LOCKPORT – Mayor Anne E. McCaffrey said Friday that the City of Lockport will ask the state Health Department this week to let city firefighters perform more medical services on rescue calls than they have been allowed to do since the city abolished its ambulance service last September.

However, the request will not call for restoration of full paramedic service, as Fire Chief Patrick K. Brady recommends.

McCaffrey said she will send a letter to Albany this week, asking for a permit for firefighters to be able to carry out certain measures that fall under the category of “Basic Life Support – First Response.”

The city surrendered its “certificate of need” last September when Twin City Ambulance Service was hired to perform rescue calls, and the city’s two ambulances were parked in what McCaffrey said was a necessary money-saving measure.

That move went along with the second batch of Fire Department layoffs in less than a year, which cut a total of 12 firefighters out of jobs. The Fire Department currently is authorized to have 34, but only 32 are on the payroll now because of two retirements that haven’t been replaced.

“I would consider this a minor refinement of what we do now,” the mayor said.

Firefighter Kevin W. Pratt, president of the Lockport Professional Fire Fighters Association, said throwing the certificate of need away was a “reckless decision” by McCaffrey and then-Chief Thomas J. Passuite, who retired in December.

“The people who did this, they knew how harmful it would be to the Fire Department and to the public,” Pratt said.

McCaffrey said she doesn’t know what the cost impact might be of asking Albany to grant the Advanced Life Support – First Response designation the city used to have. She said seeking basic life support “is not a laborious process,” but the second request, which would be a paramedic certificate, is another story.

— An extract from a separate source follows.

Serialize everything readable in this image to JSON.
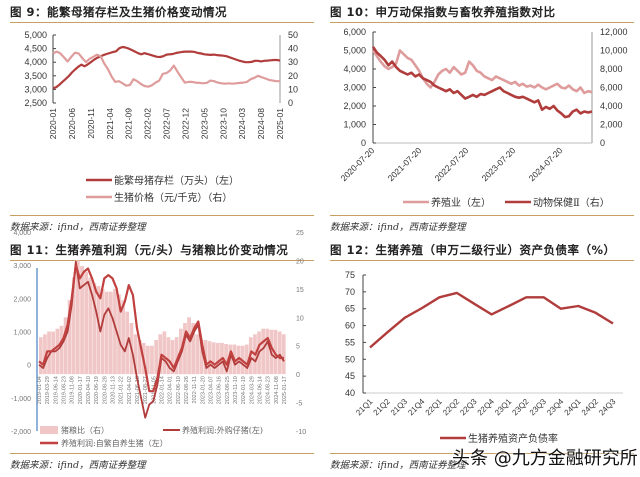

Brady said such an application would have to clear two Health Department regional committees before reaching Albany, and those committees meet only quarterly.

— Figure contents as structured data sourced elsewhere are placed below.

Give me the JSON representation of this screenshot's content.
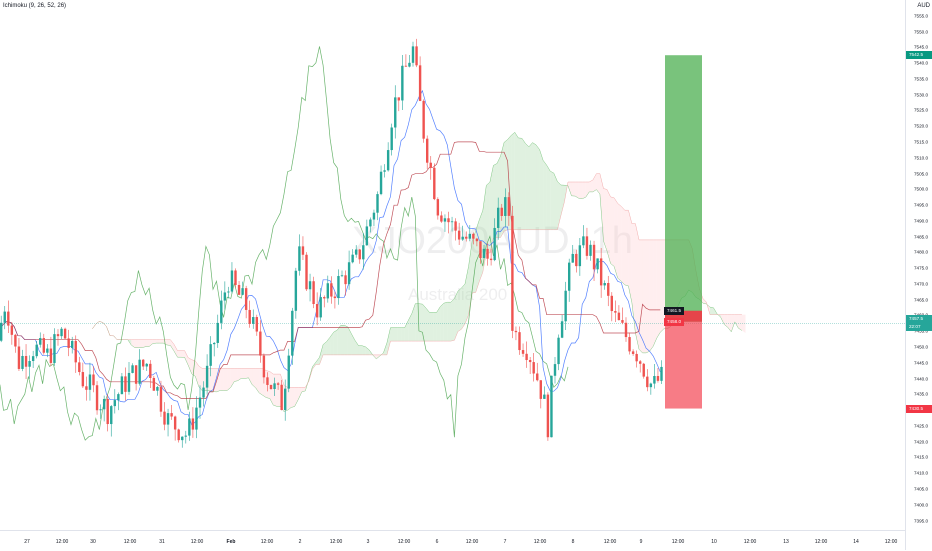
{
  "indicator": {
    "label": "Ichimoku (9, 26, 52, 26)"
  },
  "currency": "AUD",
  "watermark": {
    "symbol": "XJO200AUD, 1h",
    "name": "Australia 200"
  },
  "price_axis": {
    "ticks": [
      "7555.0",
      "7550.0",
      "7545.0",
      "7540.0",
      "7535.0",
      "7530.0",
      "7525.0",
      "7520.0",
      "7515.0",
      "7510.0",
      "7505.0",
      "7500.0",
      "7495.0",
      "7490.0",
      "7485.0",
      "7480.0",
      "7475.0",
      "7470.0",
      "7465.0",
      "7460.0",
      "7455.0",
      "7450.0",
      "7445.0",
      "7440.0",
      "7435.0",
      "7430.0",
      "7425.0",
      "7420.0",
      "7415.0",
      "7410.0",
      "7405.0",
      "7400.0",
      "7395.0"
    ]
  },
  "price_tags": {
    "target": {
      "text": "7542.5",
      "color": "#089981"
    },
    "last": {
      "text": "7457.5",
      "color": "#26a69a"
    },
    "countdown": {
      "text": "22:07",
      "color": "#26a69a"
    },
    "stop": {
      "text": "7430.5",
      "color": "#f23645"
    },
    "entry_black": {
      "text": "7461.5",
      "color": "#131722"
    },
    "entry_red": {
      "text": "7458.0",
      "color": "#f23645"
    }
  },
  "time_axis": {
    "ticks": [
      "27",
      "12:00",
      "30",
      "12:00",
      "31",
      "12:00",
      "Feb",
      "12:00",
      "2",
      "12:00",
      "3",
      "12:00",
      "6",
      "12:00",
      "7",
      "12:00",
      "8",
      "12:00",
      "9",
      "12:00",
      "10",
      "12:00",
      "13",
      "12:00",
      "14",
      "12:00"
    ]
  },
  "colors": {
    "up": "#26a69a",
    "down": "#ef5350",
    "conversion": "#2962ff",
    "base": "#b22833",
    "lagging": "#43a047",
    "cloud_up": "#a5d6a7",
    "cloud_down": "#ffcdd2",
    "profit_zone": "#4caf50",
    "loss_zone": "#f23645"
  },
  "chart_data": {
    "type": "candlestick",
    "y_range": [
      7392,
      7560
    ],
    "position": {
      "entry": 7458.0,
      "target": 7542.5,
      "stop": 7430.5
    },
    "last_price": 7457.5
  }
}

McCaffrey said neither type of request requires a Common Council vote; a letter from the mayor is all that’s needed to start either process.

Brady said the city has 20 firefighters who are certified paramedics, and everyone on the force is considered an emergency medical technician.

Since the Twin City takeover, fire trucks have been rolling to some ambulance calls, if the call is serious enough for a dispatcher at the Niagara County Sheriff’s Office to conclude the extra response is needed. But the firefighters aren’t allowed to do much beyond cardiopulmonary resuscitation and use of a portable defibrillator, the mayor said.

With the new request, firefighters will be allowed to help Twin City crews by administering oxygen, basic first aid, and the “epi pen” that can quell allergic reactions.

McCaffrey said none of this would increase the Fire Department’s staffing or cost. She said Twin City would even replenish the supplies firefighters might use.

Pratt said what the Fire Department really needs is a new certificate of need that would allow the paramedics to be paramedics. “That would be a tremendous asset to Twin City,” Pratt said. “If they get in a situation where they need help, right now we have to say no.”

McCaffrey said that during April, Twin City handled 149 “hot calls” in Lockport – calls serious enough to require the ambulances to use their sirens – and 63 “cold calls.” The average response time was 4 minutes, 57 seconds for hot calls and 7 minutes, 50 seconds for cold calls, the mayor said.